I just may become the first person ever to call in sick from the security desk.
When my boss asks me if I can “take a stab at this”, I always hope she’ll point to that coworker we all hate.
If there’s a zombie apocalypse, I’m becoming a zombie.
Walking around doing nothing & eating non-stop seems like a pretty sweet deal to me.
I hope zombies will come from Mexico.
After eating their way through fat Americans, they’ll be like “Sorry little Canadians. We’re full.”
I love it when waiters tell me to tell them when to stop grating cheese on my meal.
It’s cheese, dude. We’ll be here a while.
“We had to let him go. He was only pulling 15 times his weight.”
– Corporate ants.
“I think we should start touching other people.”
-Blind couple breaking up.
Twitter. Finally an app that makes people stop at yellow lights.

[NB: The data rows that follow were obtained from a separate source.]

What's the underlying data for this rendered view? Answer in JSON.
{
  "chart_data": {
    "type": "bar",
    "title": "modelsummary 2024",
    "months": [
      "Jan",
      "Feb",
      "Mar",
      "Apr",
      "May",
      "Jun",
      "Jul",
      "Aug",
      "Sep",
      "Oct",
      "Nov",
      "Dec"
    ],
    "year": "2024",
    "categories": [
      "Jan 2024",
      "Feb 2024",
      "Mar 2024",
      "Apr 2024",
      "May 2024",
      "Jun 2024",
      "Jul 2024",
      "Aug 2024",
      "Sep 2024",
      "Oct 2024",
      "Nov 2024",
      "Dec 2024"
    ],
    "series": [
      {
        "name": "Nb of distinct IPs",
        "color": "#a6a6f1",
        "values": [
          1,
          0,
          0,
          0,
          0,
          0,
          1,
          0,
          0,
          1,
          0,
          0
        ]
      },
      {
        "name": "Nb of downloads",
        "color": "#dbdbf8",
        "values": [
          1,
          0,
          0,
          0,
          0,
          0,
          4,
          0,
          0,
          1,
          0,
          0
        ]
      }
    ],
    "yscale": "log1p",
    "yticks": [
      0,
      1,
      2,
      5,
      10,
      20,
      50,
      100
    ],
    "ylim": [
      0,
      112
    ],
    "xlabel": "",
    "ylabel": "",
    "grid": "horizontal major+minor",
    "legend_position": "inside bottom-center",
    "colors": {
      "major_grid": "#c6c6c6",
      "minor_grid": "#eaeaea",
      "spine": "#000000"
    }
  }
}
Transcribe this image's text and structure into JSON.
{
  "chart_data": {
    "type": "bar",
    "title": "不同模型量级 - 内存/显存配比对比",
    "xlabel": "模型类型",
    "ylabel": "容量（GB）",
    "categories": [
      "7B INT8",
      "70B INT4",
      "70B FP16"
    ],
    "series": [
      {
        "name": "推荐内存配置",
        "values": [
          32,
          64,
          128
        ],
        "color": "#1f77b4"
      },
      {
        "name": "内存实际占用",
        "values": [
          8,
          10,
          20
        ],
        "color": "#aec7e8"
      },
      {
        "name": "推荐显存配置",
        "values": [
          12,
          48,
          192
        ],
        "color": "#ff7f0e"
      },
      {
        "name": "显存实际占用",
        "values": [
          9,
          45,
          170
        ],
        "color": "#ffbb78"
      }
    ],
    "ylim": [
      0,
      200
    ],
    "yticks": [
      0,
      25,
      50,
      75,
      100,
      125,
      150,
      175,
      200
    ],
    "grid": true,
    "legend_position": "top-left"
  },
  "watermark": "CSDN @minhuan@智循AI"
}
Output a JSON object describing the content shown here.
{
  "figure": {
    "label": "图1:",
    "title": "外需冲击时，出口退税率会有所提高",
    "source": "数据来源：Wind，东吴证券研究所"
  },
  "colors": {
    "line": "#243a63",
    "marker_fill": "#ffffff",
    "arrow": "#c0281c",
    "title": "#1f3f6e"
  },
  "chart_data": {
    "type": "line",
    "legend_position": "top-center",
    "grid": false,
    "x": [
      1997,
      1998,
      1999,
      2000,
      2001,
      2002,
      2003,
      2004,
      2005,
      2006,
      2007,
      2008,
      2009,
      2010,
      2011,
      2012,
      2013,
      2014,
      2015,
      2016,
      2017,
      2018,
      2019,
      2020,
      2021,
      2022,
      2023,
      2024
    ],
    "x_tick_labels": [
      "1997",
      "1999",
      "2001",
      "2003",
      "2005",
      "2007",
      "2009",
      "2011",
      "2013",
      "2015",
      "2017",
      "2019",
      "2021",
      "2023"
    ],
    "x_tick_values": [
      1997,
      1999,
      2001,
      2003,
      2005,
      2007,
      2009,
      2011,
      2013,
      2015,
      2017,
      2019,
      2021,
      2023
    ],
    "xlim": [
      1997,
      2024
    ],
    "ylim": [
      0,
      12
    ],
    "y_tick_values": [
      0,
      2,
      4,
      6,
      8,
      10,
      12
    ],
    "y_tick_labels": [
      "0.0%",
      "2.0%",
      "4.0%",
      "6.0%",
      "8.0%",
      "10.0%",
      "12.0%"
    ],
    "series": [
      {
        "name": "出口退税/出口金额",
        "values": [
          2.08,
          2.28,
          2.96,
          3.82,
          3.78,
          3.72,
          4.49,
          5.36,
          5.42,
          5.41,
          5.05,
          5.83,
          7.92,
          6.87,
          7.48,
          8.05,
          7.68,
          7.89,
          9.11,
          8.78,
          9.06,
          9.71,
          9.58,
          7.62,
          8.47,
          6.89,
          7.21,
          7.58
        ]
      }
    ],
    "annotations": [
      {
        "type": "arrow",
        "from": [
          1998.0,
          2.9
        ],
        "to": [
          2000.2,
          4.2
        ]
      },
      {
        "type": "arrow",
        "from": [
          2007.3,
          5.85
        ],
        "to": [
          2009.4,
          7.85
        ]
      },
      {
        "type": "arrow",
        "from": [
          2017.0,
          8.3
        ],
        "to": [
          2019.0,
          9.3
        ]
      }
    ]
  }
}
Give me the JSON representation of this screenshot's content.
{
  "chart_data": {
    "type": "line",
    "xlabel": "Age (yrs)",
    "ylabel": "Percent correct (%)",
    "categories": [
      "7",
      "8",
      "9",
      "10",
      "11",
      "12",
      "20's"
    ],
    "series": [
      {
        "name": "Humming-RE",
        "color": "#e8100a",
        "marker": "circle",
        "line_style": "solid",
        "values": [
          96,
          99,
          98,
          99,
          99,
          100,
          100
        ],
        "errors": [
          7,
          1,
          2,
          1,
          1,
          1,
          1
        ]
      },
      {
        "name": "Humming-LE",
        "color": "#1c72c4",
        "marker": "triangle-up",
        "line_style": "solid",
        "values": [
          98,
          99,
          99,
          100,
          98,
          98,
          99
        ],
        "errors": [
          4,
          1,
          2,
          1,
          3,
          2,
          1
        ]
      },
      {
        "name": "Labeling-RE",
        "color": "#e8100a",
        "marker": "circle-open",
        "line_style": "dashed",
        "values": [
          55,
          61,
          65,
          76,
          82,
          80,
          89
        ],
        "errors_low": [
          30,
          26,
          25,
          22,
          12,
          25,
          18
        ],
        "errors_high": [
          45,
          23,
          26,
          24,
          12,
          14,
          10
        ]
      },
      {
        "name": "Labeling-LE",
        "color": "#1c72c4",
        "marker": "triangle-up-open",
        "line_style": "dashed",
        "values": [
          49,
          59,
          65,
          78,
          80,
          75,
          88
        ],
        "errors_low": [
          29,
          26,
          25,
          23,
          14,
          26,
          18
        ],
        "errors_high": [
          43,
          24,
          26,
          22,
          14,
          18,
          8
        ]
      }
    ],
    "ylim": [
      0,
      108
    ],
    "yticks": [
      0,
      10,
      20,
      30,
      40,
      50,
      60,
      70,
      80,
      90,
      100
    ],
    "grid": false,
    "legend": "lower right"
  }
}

My husband has short term memory problems so I’ve stopped brushing my hair.
That way he thinks we’ve already had sex & leaves me alone.
I don’t care about Disney lying about my Prince Charming. I’m more pissed about forest creatures and their unwillingness to clean my house.
I hate it when people that don’t have kids try to give u advice. I think by now I know how much pot my kids can handle, thank you very much.
There is no life on earth without water.
Because without water, there is no coffee.
And without coffee, I’ll kill you all.
If my husband doesn’t like my cooking, he can buy his meth somewhere else.